Rules of Origin in Customs Unions and Global Free Trade
Similar to FTAs,
CUs too come with restrictions on the use of intermediate inputs in order for final goods to qualify for free
trade. In a three-country CU formation game, I introduce international trade in intermediate inputs and
RoO restrictions. In the case of symmetric countries, I show that as countries become more involved in
global supply chains, measured by their input shares in foreign final goods production, global free trade is
less likely to be a stable equilibrium outcome. A CU nonmember country enjoys an indirect benefit from CU
through intermediate inputs while maintaining a protected domestic market. RoO can solve this problem
by limiting this free riding.
In the case of asymmetric countries, two forces prevent global free trade: a) free riding b) exclusion
motive - the smaller countries prefer to exclude the larger country from their CU and impose jointly optimal
import tariffs. These two different effects generate the different impacts that RoO might have in CUs. RoO
can deal with the free riding problem but cannot deal with the exclusion problem. RoO will make global
free trade even less likely when the exclusion motive is binding. This implies that RoO do not always help
to get to global free trade. For a relatively larger degree of globalization, I show that global free trade is a
stable Nash Equilibrium under a larger region of asymmetric country parameter space in the case of RoO
than without it. But, for a smaller degree of globalization level, the exclusion motive is stronger than the
free riding effect and RoO make global free trade even less likely. So, the parameter space admitting global free trade as an equilibrium can shrink due to RoO. Therefore, it is shown that RoO can have helpful or
detrimental effect on attaining global free trade, depending on the degree of globalization. In this way, it is
established that CUs (with or without RoO), do not always represent ‘building blocks’ towards global free
trade.
Trade Restrictions and Labor Productivity: Evidence from the Georgian Wine Industry
Russia, the Republic of Georgia’s largest neighbor and trading partner, started
imposing economic sanctions on Georgia beginning in early 2006, by restricting the import of Georgian
wine to Russia. I exploit this natural experiment to estimate the effects of the embargo on the Georgian
wine industry. I show that the trade ban actually increased the productivity of wine producers. Not only
did average labor productivity increase during the embargo the entire productivity distribution shifted to
the right. The reason Georgian firms became more competitive is that they had to export to relatively
unknown and more competitive markets. The trade restriction served as a facilitating force for reverse
trade diversion. The following two main sources of improvement happened to be important. First, firms
substantially decreased their employment during the embargo as they let the least productive workers leave.

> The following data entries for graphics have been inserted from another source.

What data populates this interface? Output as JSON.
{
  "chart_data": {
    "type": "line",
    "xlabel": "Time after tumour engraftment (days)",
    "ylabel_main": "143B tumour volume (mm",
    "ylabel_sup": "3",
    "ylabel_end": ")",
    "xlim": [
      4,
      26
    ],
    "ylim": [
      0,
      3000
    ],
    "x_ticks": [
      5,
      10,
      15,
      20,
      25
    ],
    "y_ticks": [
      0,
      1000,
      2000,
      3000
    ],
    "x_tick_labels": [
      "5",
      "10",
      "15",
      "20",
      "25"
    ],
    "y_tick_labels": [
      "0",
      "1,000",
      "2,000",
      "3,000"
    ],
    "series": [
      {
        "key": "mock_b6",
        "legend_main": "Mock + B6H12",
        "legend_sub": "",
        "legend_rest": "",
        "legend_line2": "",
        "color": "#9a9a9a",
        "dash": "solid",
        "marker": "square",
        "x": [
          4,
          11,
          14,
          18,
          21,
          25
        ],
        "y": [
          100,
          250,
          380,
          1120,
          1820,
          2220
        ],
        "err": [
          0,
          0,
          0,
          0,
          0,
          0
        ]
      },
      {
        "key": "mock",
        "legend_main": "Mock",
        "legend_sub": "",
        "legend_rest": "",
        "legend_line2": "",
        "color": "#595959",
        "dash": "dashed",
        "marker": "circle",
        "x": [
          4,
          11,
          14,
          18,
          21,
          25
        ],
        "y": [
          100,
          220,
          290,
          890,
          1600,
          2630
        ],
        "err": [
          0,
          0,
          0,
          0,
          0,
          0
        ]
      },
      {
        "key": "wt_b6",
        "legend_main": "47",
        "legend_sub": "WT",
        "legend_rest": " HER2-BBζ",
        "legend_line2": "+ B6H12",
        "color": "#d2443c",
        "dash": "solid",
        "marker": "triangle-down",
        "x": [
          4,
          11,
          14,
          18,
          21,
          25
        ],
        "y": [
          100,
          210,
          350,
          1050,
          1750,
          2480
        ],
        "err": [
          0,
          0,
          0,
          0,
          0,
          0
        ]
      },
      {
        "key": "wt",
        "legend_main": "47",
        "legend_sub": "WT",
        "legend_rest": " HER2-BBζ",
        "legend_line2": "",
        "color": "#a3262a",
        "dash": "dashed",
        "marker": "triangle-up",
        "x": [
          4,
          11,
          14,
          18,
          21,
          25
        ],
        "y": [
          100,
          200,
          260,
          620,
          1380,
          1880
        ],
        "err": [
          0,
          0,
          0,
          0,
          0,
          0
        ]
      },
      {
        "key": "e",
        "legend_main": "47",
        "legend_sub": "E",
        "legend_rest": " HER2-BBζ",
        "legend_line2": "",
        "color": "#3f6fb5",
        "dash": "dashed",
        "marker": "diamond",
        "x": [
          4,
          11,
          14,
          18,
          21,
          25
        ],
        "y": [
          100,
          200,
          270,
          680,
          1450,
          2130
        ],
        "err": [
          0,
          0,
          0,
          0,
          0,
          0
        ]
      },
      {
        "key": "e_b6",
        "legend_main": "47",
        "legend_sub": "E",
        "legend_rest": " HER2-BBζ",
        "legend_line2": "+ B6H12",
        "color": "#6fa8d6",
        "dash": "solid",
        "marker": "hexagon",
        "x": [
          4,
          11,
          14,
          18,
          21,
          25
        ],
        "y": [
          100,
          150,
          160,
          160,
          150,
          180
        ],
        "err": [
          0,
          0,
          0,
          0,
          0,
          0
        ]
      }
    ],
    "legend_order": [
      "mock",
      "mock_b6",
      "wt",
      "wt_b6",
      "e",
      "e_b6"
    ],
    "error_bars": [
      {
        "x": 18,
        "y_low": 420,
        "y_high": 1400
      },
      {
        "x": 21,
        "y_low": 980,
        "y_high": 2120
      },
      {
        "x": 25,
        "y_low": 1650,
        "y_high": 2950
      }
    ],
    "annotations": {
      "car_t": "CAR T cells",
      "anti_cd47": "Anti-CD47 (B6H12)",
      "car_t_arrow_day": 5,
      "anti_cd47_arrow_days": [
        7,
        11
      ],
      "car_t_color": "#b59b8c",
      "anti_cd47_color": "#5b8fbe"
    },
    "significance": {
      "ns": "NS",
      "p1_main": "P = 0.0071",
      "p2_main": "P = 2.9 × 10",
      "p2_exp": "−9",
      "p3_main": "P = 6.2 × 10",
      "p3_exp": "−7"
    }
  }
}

And second, the expenses on the intermediate inputs per liter of wine increased dramatically during the
embargo, which led firms to produce better wine. The embargo positively affected exporters’ productivity.
Interestingly, the embargo did (indirectly) affect domestic producers as well. This can be explained by the
fact that non-exporters were competing with highly productive exporters in the domestic market. This way
the embargo positively affected the productivity of the whole industry.